Building a state-of-the-art deep learning model from scratch requires large datasets and a lot of computational power. Hence, only a few companies like Google, Microsoft or Facebook are in the position to do this. Transfer learning is a popular technique to build models from these existing models when large datasets and the computational power are not available.

The idea is to adapt the existing models to a similar task. For example, a face recognition systems that was trained on faces of a particular dataset can easily be retrained to identify faces of another dataset. This is typically achieved by retraining only the last few layers (which are responsible for high-level features) of a model and freezing the parameters of the preceding layers (low-level features).

Obviously, the centralized model training results in lack of diversity and the authors argue that this allows an attacker to launch highly effective misclassification attacks.

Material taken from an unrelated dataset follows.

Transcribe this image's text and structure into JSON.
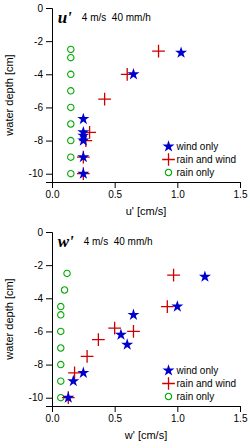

An adversary who wants to attack a model (target model) which was build from some public model via transfer learning can leverage knowledge which he has about the public model even if he cannot access the parameters of the target model (black box attack).

The authors make the following assumptions:

  • Attacker has white-box access to the teacher model (public model), i.e. he knows its architecture and parameters.
  • Attacker has no knowledge about the student dataset (the dataset which is used to retrain the model).
  • Attacker has no knowledge about the paramaters of the student model.
  • The number of queries to the teacher model is limited.
  • Attacker knows which layers are frozen during the retraining.

The authors key insight is that if an adversary can create a sample for which the internal representation at some layer K (i.e. the output of the neurons at that layer) perfectly matches the internal representation of the target image at that layer, then it must be misclassified into the same label as the target image.

Hence, the optimization problem is reformulated. The goal is not to minimize the error of the output of the network, i.e. the last layer (the way it’s usually done) but to minimize the error at layer K. The idea is that if the victim freezes this layer and the previous layers but does not freeze the subsequent layers for the retraining process, the sample will always be classified into the target label no matter how the subsequent layers are retrained.

Experiments on facial, iris, traffic sign and flower recognition were done with different transfer methods. It has been found out, that the attack is effective for facial and iris recognition for which it was possible to freeze a large number of layers and that it’s less effective for the other datasets for which many layers had to be retrained to achieve a good accuracy on normal data.